For the USB data transfer I think I resolved by both using a new cable and also removing the old drivers. Some cables seem to only work well for charging but not for data. If your using windows 10 once you connect a new device, or reconnect after removing drivers, the system should automatically download compatible drivers. You can also force the default option to data transfer by enabling developer options and finding the option for "default USB configuration" but I never had to do that.

Battery drain issues are annoying. Sometimes they happen after an update but eventually just resolve themselves after several restarts. On my old Redmi note 3 I did find that the system was having an issue with my old SD card. You can unmount the SD card from settings and see if this makes a difference. If it does it may be an issue with the card. I just removed mine permanently as I didn't need the storage. On a different occasion Xiaomi updated firmware and I had battery drain issues until I disabled "MIUI optimisation" but sin you have an Android 1 device this shouldn't affect you.

Hopefully you find a solution.


----------



## peppimeister (May 28, 2020)

Thank you for your reply Mukith!

In the end, I did a factory reset, which seems to have resolved the battery drain issue.

The USB transfer was still not possible however. I know for sure that it's not the cable, because (i) it was possible with this cable two months ago and (ii) I used my roommate's cable which he uses to transfer data. There is something strange with the drivers though. I removed the drivers as you suggested, but when I connect my phone, it does not automatically download drivers...

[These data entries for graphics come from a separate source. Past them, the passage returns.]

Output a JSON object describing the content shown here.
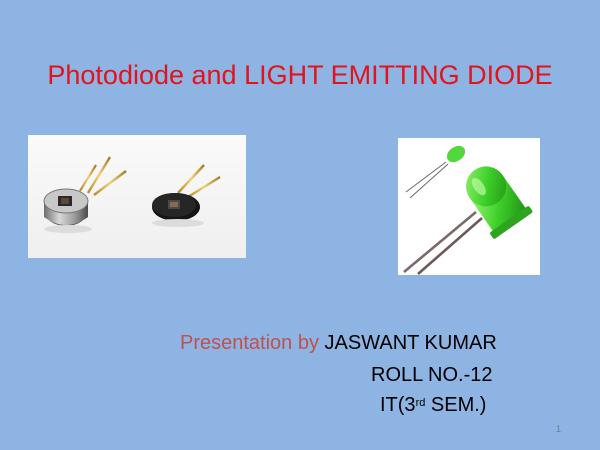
{
  "slide": {
    "title": "Photodiode and LIGHT EMITTING DIODE",
    "presenter": {
      "prefix": "Presentation by",
      "name": "JASWANT KUMAR",
      "roll": "ROLL NO.-12",
      "course_pre": "IT(3",
      "course_sup": "rd",
      "course_post": " SEM.)"
    },
    "page_number": "1"
  },
  "colors": {
    "background": "#8eb4e3",
    "title": "#e3131b",
    "presenter_prefix": "#c0504d"
  },
  "images": {
    "left": "photodiode-photo",
    "right": "green-led-photo"
  }
}
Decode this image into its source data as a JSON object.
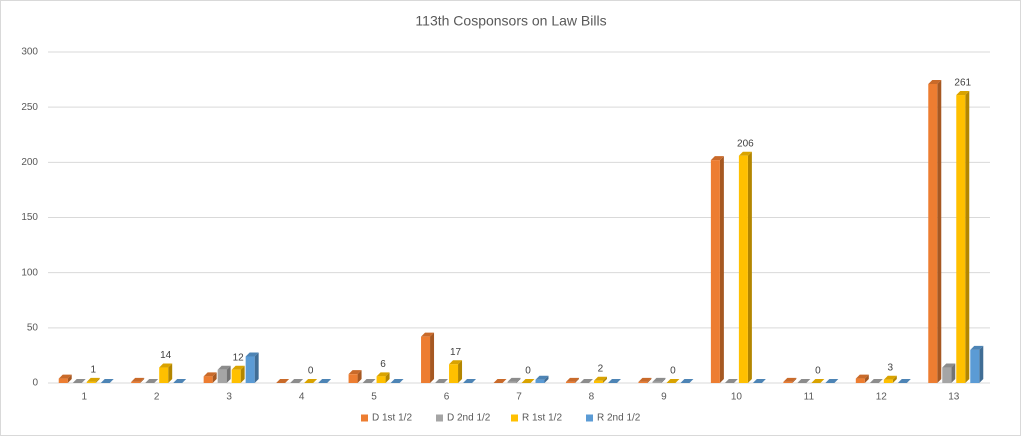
{
  "chart_data": {
    "type": "bar3d",
    "title": "113th Cosponsors on Law Bills",
    "categories": [
      "1",
      "2",
      "3",
      "4",
      "5",
      "6",
      "7",
      "8",
      "9",
      "10",
      "11",
      "12",
      "13"
    ],
    "series": [
      {
        "name": "D 1st 1/2",
        "color": "#ed7d31",
        "values": [
          4,
          1,
          6,
          0,
          8,
          42,
          0,
          1,
          1,
          202,
          1,
          4,
          271
        ]
      },
      {
        "name": "D 2nd 1/2",
        "color": "#a5a5a5",
        "values": [
          0,
          0,
          12,
          0,
          0,
          0,
          1,
          0,
          1,
          0,
          0,
          0,
          14
        ]
      },
      {
        "name": "R 1st 1/2",
        "color": "#ffc000",
        "values": [
          1,
          14,
          12,
          0,
          6,
          17,
          0,
          2,
          0,
          206,
          0,
          3,
          261
        ],
        "data_labels": true
      },
      {
        "name": "R 2nd 1/2",
        "color": "#5b9bd5",
        "values": [
          0,
          0,
          24,
          0,
          0,
          0,
          3,
          0,
          0,
          0,
          0,
          0,
          30
        ]
      }
    ],
    "ylim": [
      0,
      300
    ],
    "yticks": [
      0,
      50,
      100,
      150,
      200,
      250,
      300
    ],
    "grid": true,
    "legend": "bottom"
  }
}
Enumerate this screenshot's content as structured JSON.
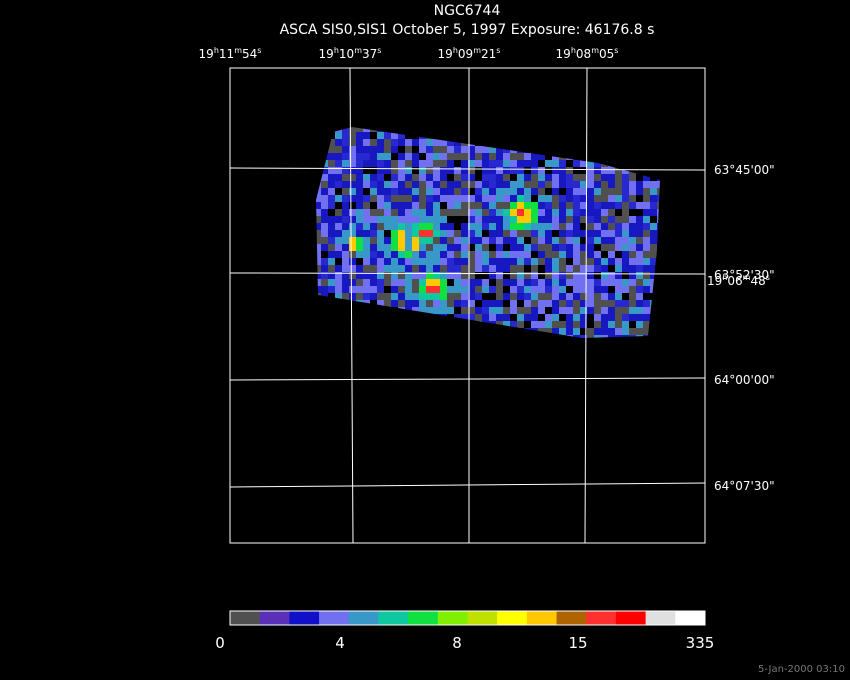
{
  "header": {
    "title": "NGC6744",
    "subtitle": "ASCA SIS0,SIS1 October 5, 1997 Exposure: 46176.8 s"
  },
  "ra_labels": [
    [
      "19",
      "h",
      "11",
      "m",
      "54",
      "s"
    ],
    [
      "19",
      "h",
      "10",
      "m",
      "37",
      "s"
    ],
    [
      "19",
      "h",
      "09",
      "m",
      "21",
      "s"
    ],
    [
      "19",
      "h",
      "08",
      "m",
      "05",
      "s"
    ]
  ],
  "dec_labels": [
    "63°45'00\"",
    "63°52'30\"",
    "64°00'00\"",
    "64°07'30\""
  ],
  "overlap_label": [
    "19",
    "h",
    "06",
    "m",
    "48",
    "s"
  ],
  "colorbar": {
    "colors": [
      "#505050",
      "#5a30b8",
      "#1010c8",
      "#7070f0",
      "#3898c8",
      "#10c8a0",
      "#10e040",
      "#80f000",
      "#c0e000",
      "#ffff00",
      "#ffc800",
      "#b06400",
      "#ff3030",
      "#ff0000",
      "#e0e0e0",
      "#ffffff"
    ],
    "labels": [
      "0",
      "4",
      "8",
      "15",
      "335"
    ]
  },
  "footer": "5-Jan-2000 03:10"
}
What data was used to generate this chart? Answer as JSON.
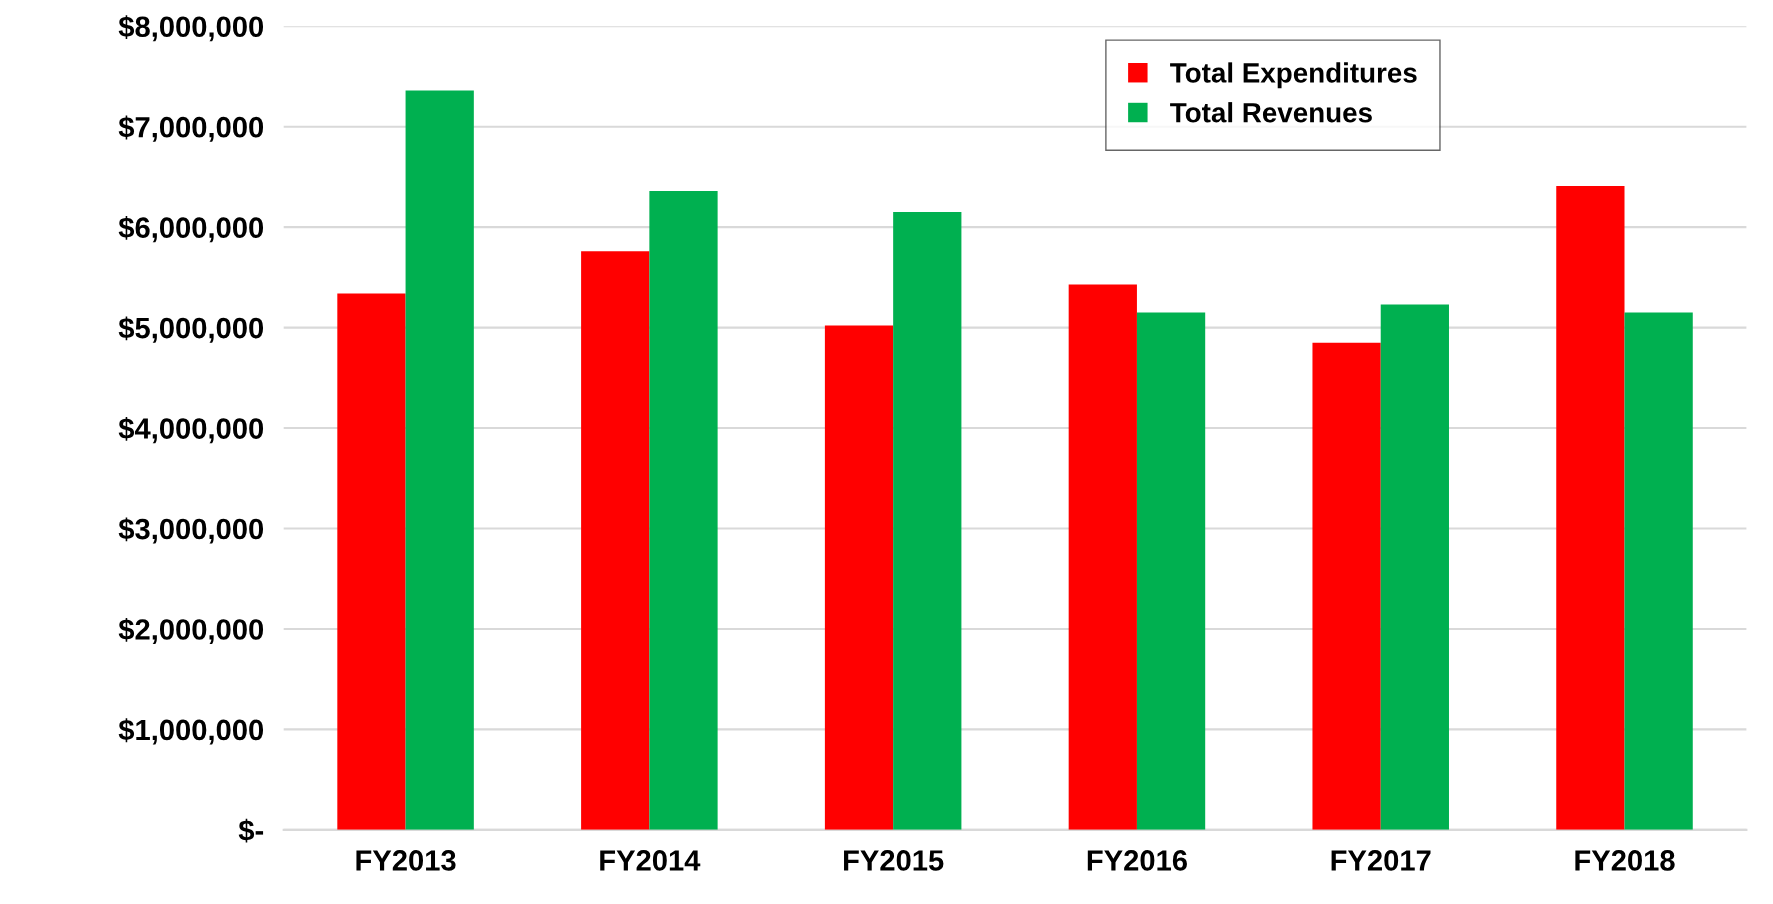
{
  "chart_data": {
    "type": "bar",
    "categories": [
      "FY2013",
      "FY2014",
      "FY2015",
      "FY2016",
      "FY2017",
      "FY2018"
    ],
    "series": [
      {
        "name": "Total Expenditures",
        "color": "#ff0000",
        "values": [
          5340000,
          5760000,
          5020000,
          5430000,
          4850000,
          6410000
        ]
      },
      {
        "name": "Total Revenues",
        "color": "#00b050",
        "values": [
          7360000,
          6360000,
          6150000,
          5150000,
          5230000,
          5150000
        ]
      }
    ],
    "ylim": [
      0,
      8000000
    ],
    "yticks": [
      {
        "value": 0,
        "label": "$-"
      },
      {
        "value": 1000000,
        "label": "$1,000,000"
      },
      {
        "value": 2000000,
        "label": "$2,000,000"
      },
      {
        "value": 3000000,
        "label": "$3,000,000"
      },
      {
        "value": 4000000,
        "label": "$4,000,000"
      },
      {
        "value": 5000000,
        "label": "$5,000,000"
      },
      {
        "value": 6000000,
        "label": "$6,000,000"
      },
      {
        "value": 7000000,
        "label": "$7,000,000"
      },
      {
        "value": 8000000,
        "label": "$8,000,000"
      }
    ],
    "grid": "y",
    "legend": "top right"
  }
}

Also when I reinstall drivers manually, they don't show up in the device manager list. Really have no clue how to solve this...


----------



## plodr (Jun 27, 2014)

When you connect the phone to your laptop does it charge?


----------



## peppimeister (May 28, 2020)

plodr said:


> When you connect the phone to your laptop does it charge?


Yes.


----------



## plodr (Jun 27, 2014)

Then try this
1. tap+hold+drag from the top of your screen until you see USB charging this device.
2. Click on USB charging this device and you will see 4 options:
Charge this device
Transfer files
Transfer photos (PTP)
Use device as MIDI
3. Select transfer files.


----------



## peppimeister (May 28, 2020)

plodr said:


> Then try this
> 1. tap+hold+drag from the top of your screen until you see USB charging this device.
> 2. Click on USB charging this device and you will see 4 options:
> Charge this device
> ...


Unfortunately, when I scroll down the top of the screen, this banner is not showing up (it used to, I know exactly what you mean). When I go through settings to the 'Use USB for' screen, all other options than charging are greyed out and I cannot select them.

I also tried to go to developer options to turn on transfer files by default, but this also did not work.


----------



## plodr (Jun 27, 2014)

Sorry, I have no other ideas.

Workaround: put into an email files, photos, music you want on the other device. Pick up the email on the device you want these files on and download them to this device.
It is cumbersome but if you can not transfer using the USB charging cable, I don't see what else you can do.


----------